“Please Sir, can I have some more?”
What’s greedy and what’s a healthy state of self respect and ENTITLEMENT?
There is rarely an older generation that looks at the younger generation without a thing or two to say about their sense of ENTITLEMENT.
How often have we heard …
“Well back in my day we didn’t have it so easy, we had it tougher than the kids of today have it, they don’t know how lucky they are!”
Monty Python’s Flying Circus dialogue comes to mind as I write this Word Vitamin about ENTITLEMENT where four Yorkshire-men are competing with stories on who had it the hardest in their youth. This skit sums up beautifully the snobbery that can exist in our older years, where being deprived of basic human respect in our youth is something some cranky, crusty people like to gloat about …..
“Well, of course, we had it tough. We used to ‘ave to get up out of shoebox at twelve o’clock at night and lick road clean wit’ tongue. We had two bits of cold gravel, worked twenty-four hours a day at mill for sixpence every four years, and when we got home our Dad would slice us in two wit’ bread knife.”
The the other Yorkshireman would then up the anti with his tale of hardship …
“Right. I had to get up in the morning at ten o’clock at night half an hour before I went to bed, drink a cup of sulphuric acid, work twenty-nine hours a day down mill, and pay mill owner for permission to come to work, and when we got home, our Dad and our mother would kill us and dance about on our graves singing Hallelujah.”
But jokes aside of course, as decades pass these stories of hardship are too often used to shame younger generations not inspire them. Of course there are lessons to be learned from history, advantages and also disadvantages come with each era.
Our right, our prerogative and our claim to a safe and meaningful life is what most cultures desire for their children. The younger generations sense of ENTITLEMENT we would hope would evolve our children the right to claim a better quality of life for themselves and their children, in all areas.
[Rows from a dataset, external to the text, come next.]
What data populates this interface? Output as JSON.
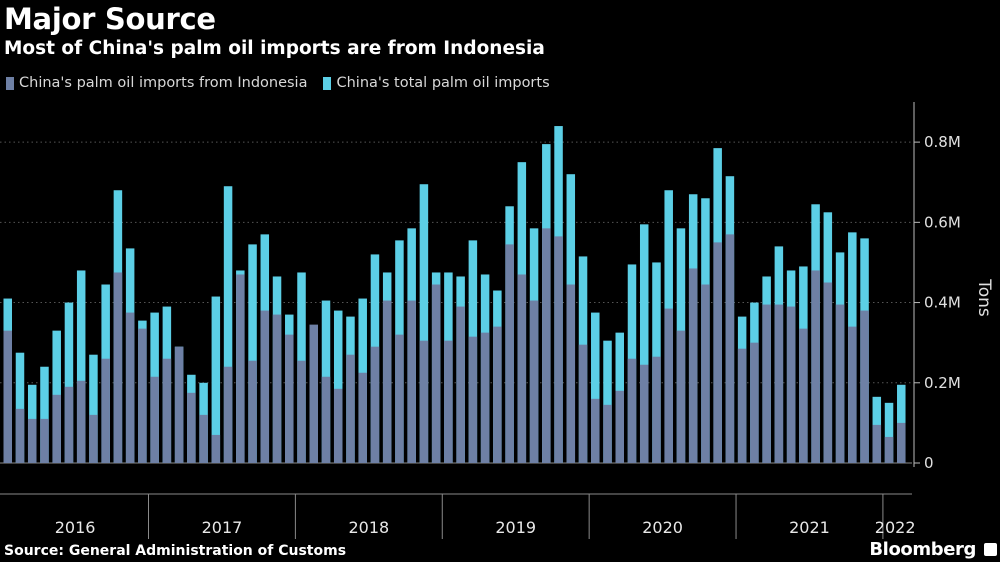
{
  "title": "Major Source",
  "subtitle": "Most of China's palm oil imports are from Indonesia",
  "source": "Source: General Administration of Customs",
  "brand": "Bloomberg",
  "colors": {
    "background": "#000000",
    "indonesia": "#6e80a5",
    "total": "#5ccfe6",
    "grid": "#555555"
  },
  "chart_data": {
    "type": "bar",
    "stacking": "overlay",
    "ylabel": "Tons",
    "ylim": [
      0,
      900000
    ],
    "yticks": [
      0,
      200000,
      400000,
      600000,
      800000
    ],
    "ytick_labels": [
      "0",
      "0.2M",
      "0.4M",
      "0.6M",
      "0.8M"
    ],
    "grid": true,
    "legend": "top-left",
    "year_labels": [
      {
        "year": "2016",
        "start_month": 0
      },
      {
        "year": "2017",
        "start_month": 12
      },
      {
        "year": "2018",
        "start_month": 24
      },
      {
        "year": "2019",
        "start_month": 36
      },
      {
        "year": "2020",
        "start_month": 48
      },
      {
        "year": "2021",
        "start_month": 60
      },
      {
        "year": "2022",
        "start_month": 72
      }
    ],
    "series": [
      {
        "name": "China's palm oil imports from Indonesia",
        "values": [
          330000,
          135000,
          110000,
          110000,
          170000,
          190000,
          205000,
          120000,
          260000,
          475000,
          375000,
          335000,
          215000,
          260000,
          290000,
          175000,
          120000,
          70000,
          240000,
          470000,
          255000,
          380000,
          370000,
          320000,
          255000,
          345000,
          215000,
          185000,
          270000,
          225000,
          290000,
          405000,
          320000,
          405000,
          305000,
          445000,
          305000,
          390000,
          315000,
          325000,
          340000,
          545000,
          470000,
          405000,
          585000,
          565000,
          445000,
          295000,
          160000,
          145000,
          180000,
          260000,
          245000,
          265000,
          385000,
          330000,
          485000,
          445000,
          550000,
          570000,
          285000,
          300000,
          395000,
          395000,
          390000,
          335000,
          480000,
          450000,
          395000,
          340000,
          380000,
          95000,
          65000,
          100000
        ],
        "color": "#6e80a5"
      },
      {
        "name": "China's total palm oil imports",
        "values": [
          410000,
          275000,
          195000,
          240000,
          330000,
          400000,
          480000,
          270000,
          445000,
          680000,
          535000,
          355000,
          375000,
          390000,
          290000,
          220000,
          200000,
          415000,
          690000,
          480000,
          545000,
          570000,
          465000,
          370000,
          475000,
          310000,
          405000,
          380000,
          365000,
          410000,
          520000,
          475000,
          555000,
          585000,
          695000,
          475000,
          475000,
          465000,
          555000,
          470000,
          430000,
          640000,
          750000,
          585000,
          795000,
          840000,
          720000,
          515000,
          375000,
          305000,
          325000,
          495000,
          595000,
          500000,
          680000,
          585000,
          670000,
          660000,
          785000,
          715000,
          365000,
          400000,
          465000,
          540000,
          480000,
          490000,
          645000,
          625000,
          525000,
          575000,
          560000,
          165000,
          150000,
          195000
        ],
        "color": "#5ccfe6"
      }
    ]
  }
}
In Oliver Twist that young orphan boy asking for more soup in his naïve innocence was his birthright. In a healthy environment a child is honoured and ENTITLED to eat until their little belly is nourished. In unhealthy environments natural instincts like feeling safe, nurtured, nourished and valued are not honoured. This breeds adults that grow up with a damaged sense of self and a damaged sense of basic human ENTITLEMENT. A hunger to know more, ask for more, be more and question more is sometimes dismissed too often by older generations as wrong or self indulgent, who were not afforded these birthrights. They shame and make a young, questioning and hungry heart wrong, even disrespectful simply because they live in a more modern world.
So as we review this word ENTITLEMENT in relation to our basic healthy human rights let’s pause to check in on how we are going. How emotionally fit are we at disagreeing without disrespect, making healthy changes, growing older with grace and integrity and asking for more love from and for ourselves and each other as the years pass?
If we won’t allow ourselves to claim our basic human birthrights we are all ENTITLED to in healthy relationships we will deny them also to others. Love, respect, disagreement without disrespect or disconnection, food, shelter, nourishment and emotional safety especially when we are angry and sad are necessary for us all.
May we all defend ours and others rights just a little more when it comes to deserving and claiming a bold and beautiful life. Let’s remember to let go of our ego, competitive pride and condescending indignation toward younger, braver generations as every heart is ENTITLED to question, challenge, recreate and enjoy this big beautiful world for themselves. Including you and me!